3. How do I get started with Amorphic Data ETL capabilities?
To get started with CDAP ETL, login to Amorphic Data and you can create a new job by providing some AWS Glue related infrastructure information. The job will let you edit your ETL script on the Amorphic Data.
4. What if I have my own ETL script?
Upon creation of a job, you can bring your own AWS Glue ETL script in the platform using the Upload script functionality. Keep in mind that AWS Glue supports python and spark environment.
5. How is the ETL component integrated with the rest of Amorphic Data services?
The ETL jobs created in the Amorphic Data can allow you to perform ETL on a dataset created in the CDAP Dataset platform on a standalone basis or can help you create preprocessing and post-processing ETL jobs for purpose of running a ML model.
6. How can you run ETL job in a Dataset in Amorphic Data?
Every Dataset in Amorphic Data provides you the connection information (ie. s3 location) which you can use inside the ETL script to run ETL job in standalone Datasets.
7. How can you use ETL jobs when running ML model in Amorphic Data?
In model creation process, you specify the preprocessing and post-processing ETL jobs in Amorphic Data. The preprocessing and post-processing ETL jobs will run on the respective Dataset matching the input and output schema as specified during the model creation process.
8. How do I get started with creating ETL scripts in Amorphic Data?
Any ETL job by default comes loaded with a set of libraries and spark context that you can use to develop your ETL script. You can add on more code in the script as per your ETL job requirement.
9. How do I access input dataset and save in output dataset in Amorphic Data ETL service?
By default, every script accepts three arguments:
- originalFileObjectKey: This is useful when running post processing job with an ML model and you would like to access the name of original file on which the model was run.
- inputLocation: This is useful when you would like to access or set the input location of the dataset on which the ETL job is run.
- outputLocation: This is useful when you would like to access or set the output dataset location in which the ETL jobs will save the results.
For the purpose of ML model, the above parameters can be useful in identifying or setting the input and output location of data in preprocess and post process state respectively.
10. Can I call the input datasets from AWS Glue Catalog?
Since the Datasets are also registered as AWS Glue Catalog, you can create Spark Dataframes from the AWS Glue Catalogs inside the ETL scripts.
11. What are additional functionalities provided by the Amorphic Data ETL service?
Apart from a sample code, the ETL service also provides a sample code generation feature which generates a code snippet corresponding to the transformation selected.
12. How do I provide ETL job run related information?
Upon clicking on the ETL job, you can click on Job Actions > Edit Job Detail to enter AWS Glue execution related information like Allocated Capacity etc.
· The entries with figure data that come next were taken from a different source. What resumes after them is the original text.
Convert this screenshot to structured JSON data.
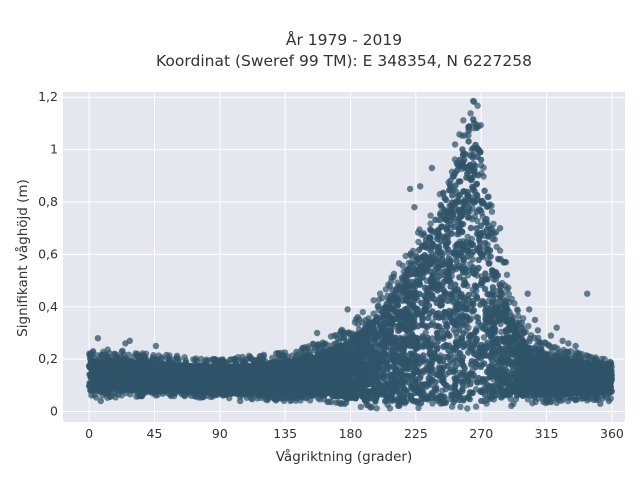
{
  "chart_data": {
    "type": "scatter",
    "title": "År 1979 - 2019",
    "subtitle": "Koordinat (Sweref 99 TM): E 348354, N 6227258",
    "xlabel": "Vågriktning (grader)",
    "ylabel": "Signifikant våghöjd (m)",
    "xlim": [
      -18,
      369
    ],
    "ylim": [
      -0.04,
      1.22
    ],
    "x_ticks": [
      0,
      45,
      90,
      135,
      180,
      225,
      270,
      315,
      360
    ],
    "x_tick_labels": [
      "0",
      "45",
      "90",
      "135",
      "180",
      "225",
      "270",
      "315",
      "360"
    ],
    "y_ticks": [
      0,
      0.2,
      0.4,
      0.6,
      0.8,
      1,
      1.2
    ],
    "y_tick_labels": [
      "0",
      "0,2",
      "0,4",
      "0,6",
      "0,8",
      "1",
      "1,2"
    ],
    "grid": true,
    "background": "#e5e7ef",
    "grid_color": "#ffffff",
    "point_color": "#2f5469",
    "envelope": {
      "x": [
        0,
        20,
        45,
        90,
        135,
        160,
        180,
        200,
        225,
        245,
        255,
        262,
        265,
        268,
        272,
        280,
        290,
        300,
        315,
        340,
        360
      ],
      "y_top": [
        0.23,
        0.24,
        0.22,
        0.2,
        0.23,
        0.27,
        0.33,
        0.45,
        0.68,
        0.92,
        1.1,
        1.18,
        1.19,
        1.18,
        1.0,
        0.72,
        0.48,
        0.34,
        0.26,
        0.22,
        0.2
      ],
      "y_bottom": [
        0.05,
        0.05,
        0.06,
        0.05,
        0.04,
        0.04,
        0.02,
        0.01,
        0.01,
        0.01,
        0.01,
        0.01,
        0.01,
        0.01,
        0.02,
        0.02,
        0.02,
        0.03,
        0.03,
        0.04,
        0.05
      ],
      "core_top": [
        0.19,
        0.2,
        0.18,
        0.17,
        0.19,
        0.22,
        0.27,
        0.37,
        0.6,
        0.82,
        0.98,
        1.1,
        1.12,
        1.08,
        0.86,
        0.55,
        0.36,
        0.26,
        0.22,
        0.19,
        0.18
      ],
      "core_bottom": [
        0.07,
        0.08,
        0.08,
        0.07,
        0.06,
        0.06,
        0.05,
        0.04,
        0.03,
        0.03,
        0.03,
        0.04,
        0.04,
        0.04,
        0.04,
        0.05,
        0.06,
        0.06,
        0.06,
        0.07,
        0.07
      ]
    },
    "outliers": [
      {
        "x": 6,
        "y": 0.28
      },
      {
        "x": 25,
        "y": 0.26
      },
      {
        "x": 28,
        "y": 0.27
      },
      {
        "x": 46,
        "y": 0.25
      },
      {
        "x": 104,
        "y": 0.04
      },
      {
        "x": 157,
        "y": 0.3
      },
      {
        "x": 173,
        "y": 0.3
      },
      {
        "x": 178,
        "y": 0.39
      },
      {
        "x": 185,
        "y": 0.36
      },
      {
        "x": 221,
        "y": 0.85
      },
      {
        "x": 224,
        "y": 0.78
      },
      {
        "x": 228,
        "y": 0.86
      },
      {
        "x": 236,
        "y": 0.93
      },
      {
        "x": 252,
        "y": 1.02
      },
      {
        "x": 276,
        "y": 0.79
      },
      {
        "x": 283,
        "y": 0.7
      },
      {
        "x": 287,
        "y": 0.57
      },
      {
        "x": 302,
        "y": 0.45
      },
      {
        "x": 303,
        "y": 0.39
      },
      {
        "x": 307,
        "y": 0.35
      },
      {
        "x": 309,
        "y": 0.31
      },
      {
        "x": 318,
        "y": 0.29
      },
      {
        "x": 322,
        "y": 0.32
      },
      {
        "x": 326,
        "y": 0.27
      },
      {
        "x": 330,
        "y": 0.26
      },
      {
        "x": 335,
        "y": 0.25
      },
      {
        "x": 343,
        "y": 0.45
      },
      {
        "x": 348,
        "y": 0.2
      },
      {
        "x": 358,
        "y": 0.04
      },
      {
        "x": 352,
        "y": 0.03
      },
      {
        "x": 8,
        "y": 0.04
      }
    ]
  }
}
Since the service runs on AWS Glue, you can further look into AWS Glue documentation for information relating to job tuning.
13. How do I execute an ETL job?
In the ETL job page, there is an execution functionality (left to “Job Actions”). Upon clicking, you provide the job-related information and click submit. You will be redirected to the Execution page which will track the status of your ETL application.
14. Why is my Execution status for ETL job run not refreshing?
You can click refresh on individual job run to know the current status of your job run.
15. What happens after an ETL job is run successfully?
On successful ETL job run, the result data is ingested to the respective Dataset in the Amorphic Data Dataset corresponding to the script and the output location. The Dataset Redshift tables gets appended with new data in the backend.